Entretanto, também, assim que foi levantar, tropecou em um dos caçadores dali e caiu no
chão. Com isso, pegaram-no no colo denovo e insistiram em o levar pra casa, e deixaram-o
no caminho para ir para a vila dos ferreiros, deixando-o continuar sozinho. Não tira o fato de
que isso foi extremamente frustrante — e acima de tudo, humilhante. Ser carregado no colo
por mais de uma hora, por caçadores preocupados até demais? Uma experiência que bão
quer repetir. Definitivamente.

E óbvio, não é novidade que levou um grande esporro quando chegou em casa. “O que
você tava pensando quando saiu de casa sozinho, você sabe que você precisa de alguém
pra te levar, eu poderia ter ido com você e então isso não teria acontecido e blá blá blá!”, o
que só piorou seu humor mais ainda.

Sério, não deve ser tão difícil o levar a sério, deve? Como que alguém de 17 anos não
consegue nem um pingo de respeito? Yuujin não enxergava, mas ele estava cansado de
olhares de pena. Ele estava cansado de pessoas falando sobre ele por suas costas, de
pessoas oferecendo ajuda. Ele não quer ajuda.

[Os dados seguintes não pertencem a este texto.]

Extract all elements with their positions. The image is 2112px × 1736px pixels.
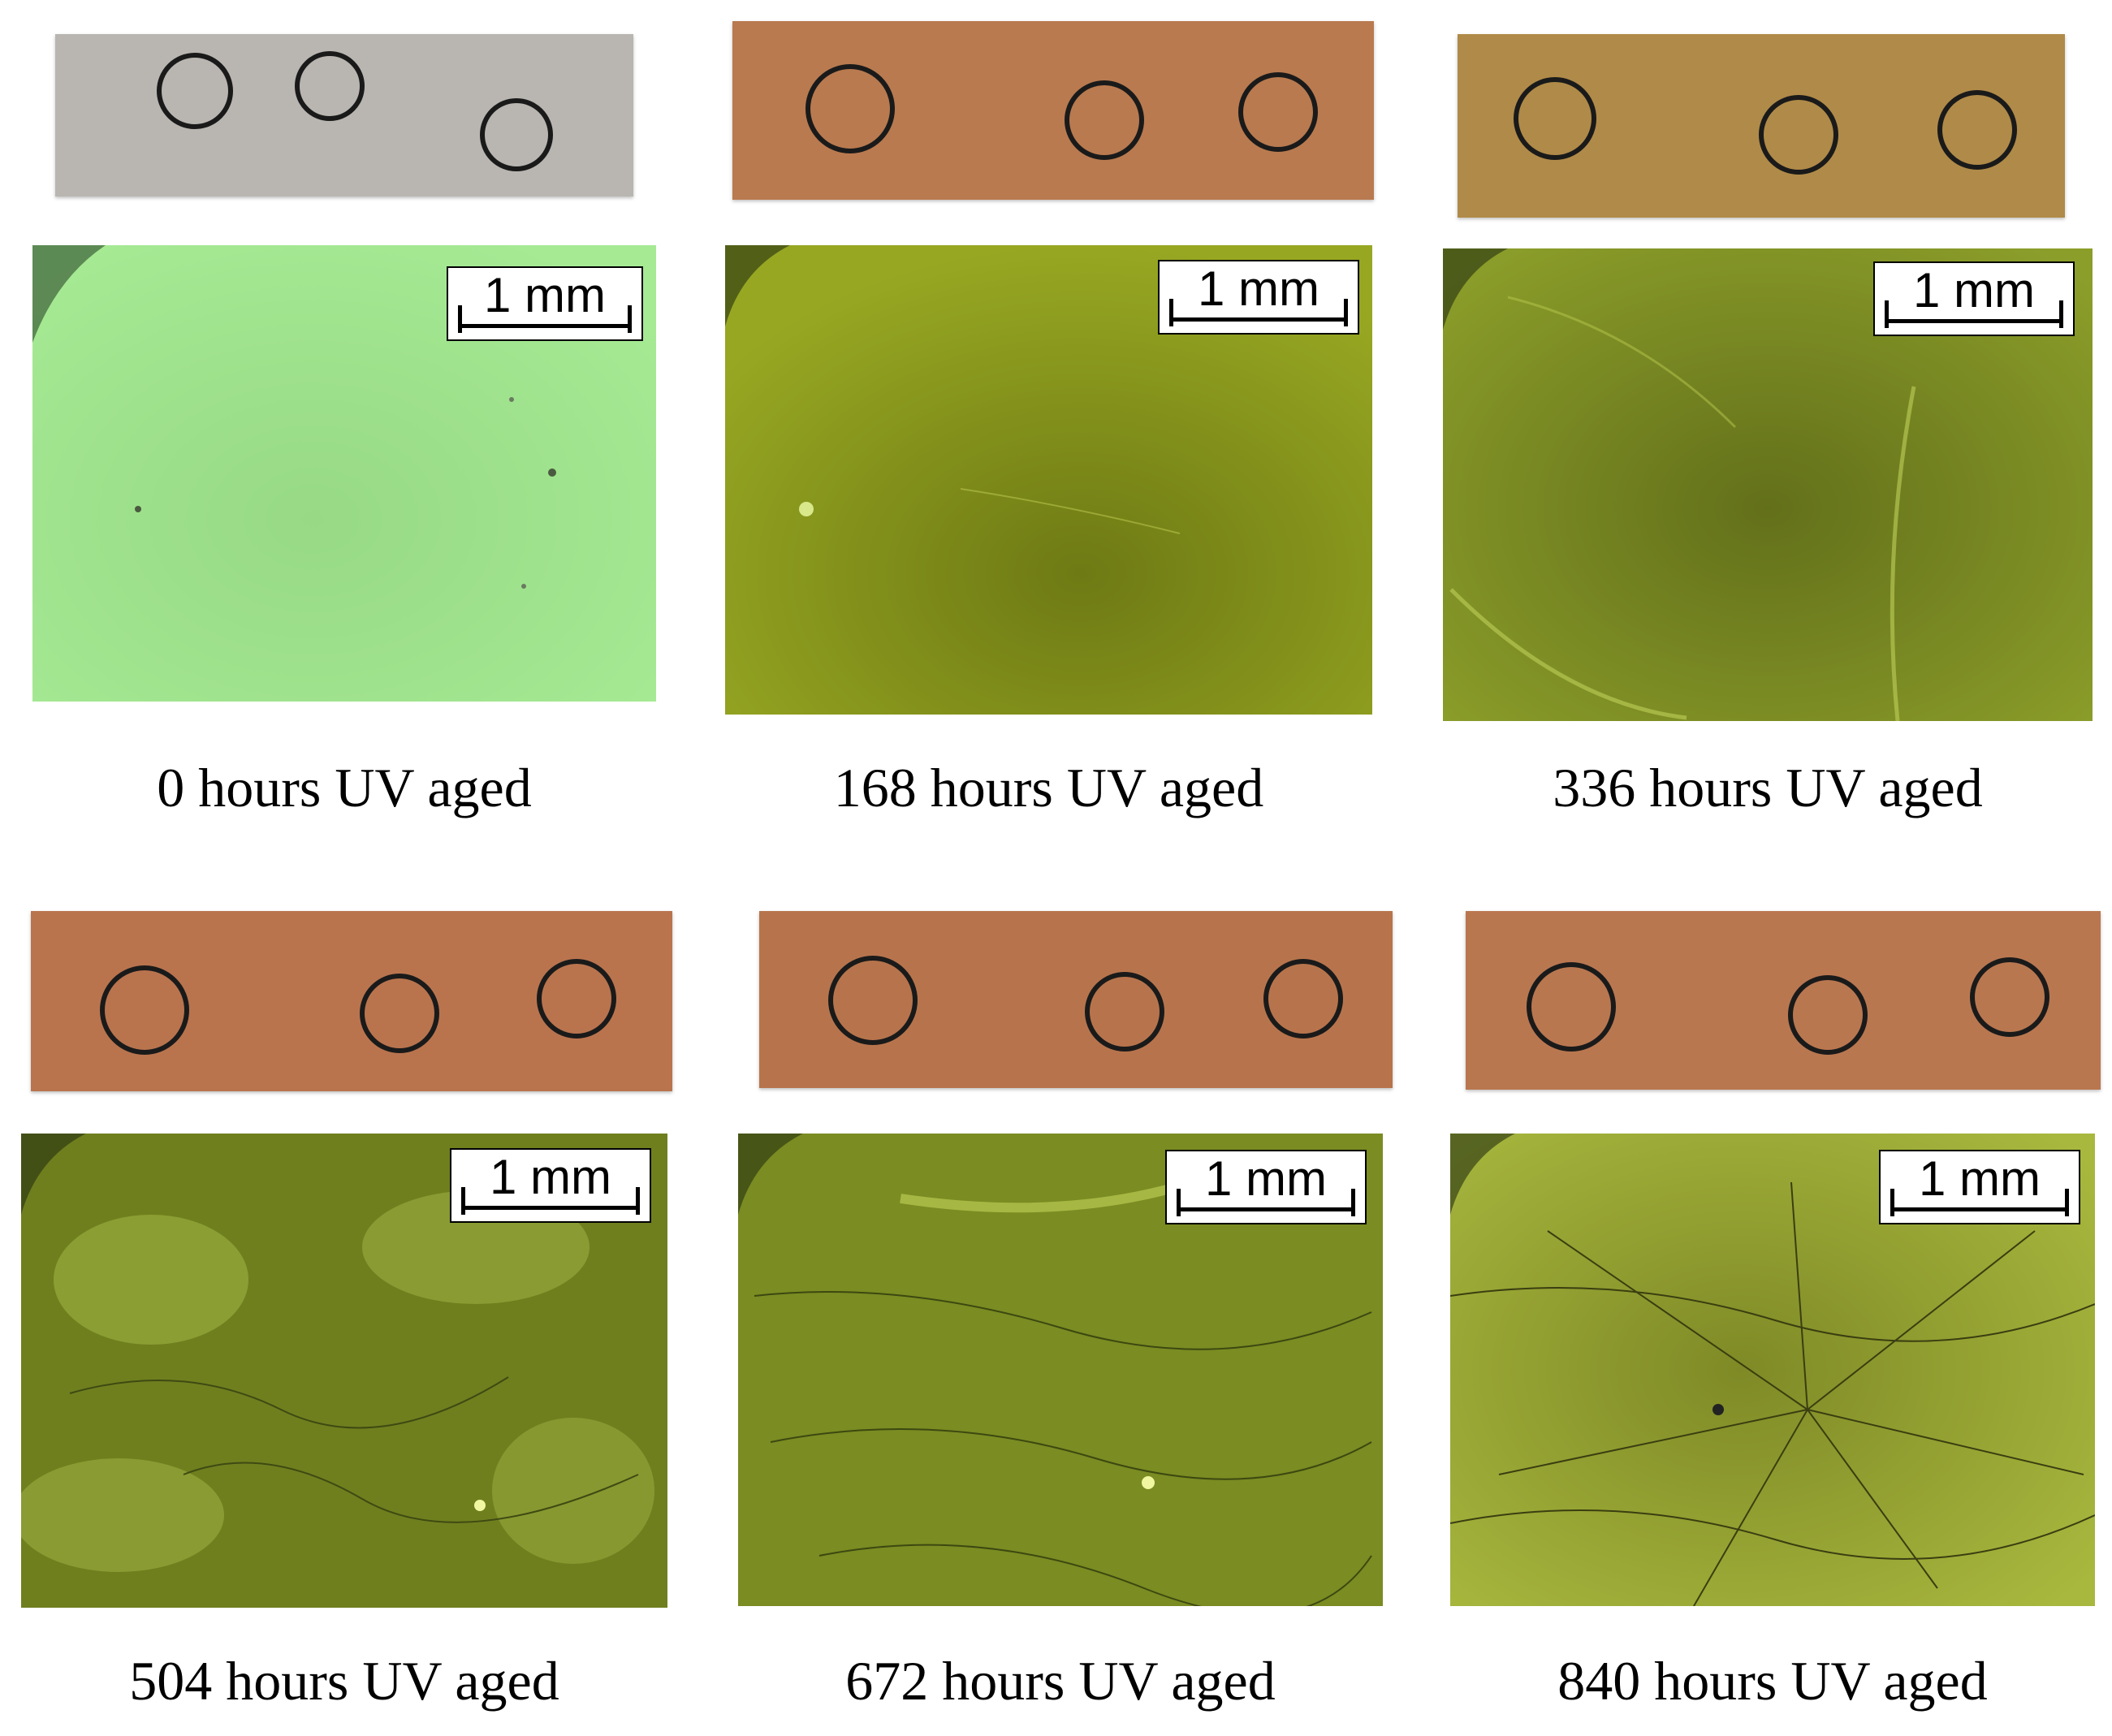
panel-caption: 336 hours UV aged: [1553, 757, 1983, 818]
scale-bar: 1 mm: [1165, 1150, 1367, 1224]
scale-bar-label: 1 mm: [1198, 261, 1319, 316]
scale-bar: 1 mm: [450, 1148, 651, 1223]
micrograph-image: 1 mm: [1443, 248, 2093, 721]
strip-circles-drawing: [100, 959, 616, 1055]
scale-bar: 1 mm: [1879, 1150, 2080, 1224]
panel-caption: 840 hours UV aged: [1557, 1650, 1988, 1712]
strip-circles-drawing: [157, 51, 553, 171]
sample-strip-photo: [732, 21, 1374, 200]
panel-caption: 504 hours UV aged: [129, 1650, 559, 1712]
strip-circles-drawing: [828, 956, 1343, 1052]
strip-circles-drawing: [1527, 957, 2049, 1055]
scale-bar-label: 1 mm: [1919, 1151, 2041, 1206]
panel-caption: 168 hours UV aged: [833, 757, 1264, 818]
scale-bar: 1 mm: [1158, 260, 1359, 335]
sample-strip-photo: [1466, 911, 2101, 1090]
sample-strip-photo: [1458, 34, 2065, 218]
micrograph-image: 1 mm: [21, 1134, 667, 1608]
sample-strip-photo: [31, 911, 672, 1091]
micrograph-image: 1 mm: [725, 245, 1372, 715]
micrograph-image: 1 mm: [32, 245, 656, 702]
micrograph-image: 1 mm: [1450, 1134, 2095, 1606]
micrograph-texture: [738, 1134, 1383, 1606]
micrograph-image: 1 mm: [738, 1134, 1383, 1606]
scale-bar-label: 1 mm: [484, 268, 606, 322]
scale-bar-label: 1 mm: [1205, 1151, 1327, 1206]
scale-bar: 1 mm: [447, 266, 643, 341]
strip-circles-drawing: [1514, 77, 2017, 175]
scale-bar: 1 mm: [1873, 261, 2075, 336]
scale-bar-label: 1 mm: [1913, 263, 2035, 317]
panel-caption: 0 hours UV aged: [157, 757, 532, 818]
scale-bar-label: 1 mm: [490, 1150, 611, 1204]
strip-circles-drawing: [805, 64, 1318, 160]
panel-caption: 672 hours UV aged: [845, 1650, 1276, 1712]
sample-strip-photo: [759, 911, 1393, 1088]
sample-strip-photo: [55, 34, 633, 196]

No dia seguinte, em uma dessas suas escapadas para ir ao bar, conversava com bêbados
aleatórios e se divertia, apesar de sua frustração ainda presente dentro de si. Sua mente, já
um pouquinho alegre (até demais), de repente, teve um pensamento. Porque parar apenas
sendo um ferreiro, ora pois! A seleção final estava assustadoramente próxima de acontecer,
e ele pensou, “Bem, essa é a minha chance, então!”. Sua cabecinha bêbada, sem sequer
hesitar, pegou seu chapéu, seu leque e sua máscara (máscara essa que agora tinha
remendos bem mal feitos), e hospedou-se em um hotel para a noite, e aguardou
pacientemente a seleção final.

Isso era apenas para aliviar o seu ego e orgulho, porque ele sabia que ele ia estar em
um.peoblema gigantesco assim que ele voltasse para casa. Ele só tinha que se manter
escondido e discreto até lá! O que, infelizmente, se provou uma dificuldade, devido a ser um
rosto popular e uma figura conhecida por muitos dentro da comunidade. Seu irmão tinha
diversos amigos, e todos os ferreiros o conheciam. Mas, claro, tinha que tentar, não tinha?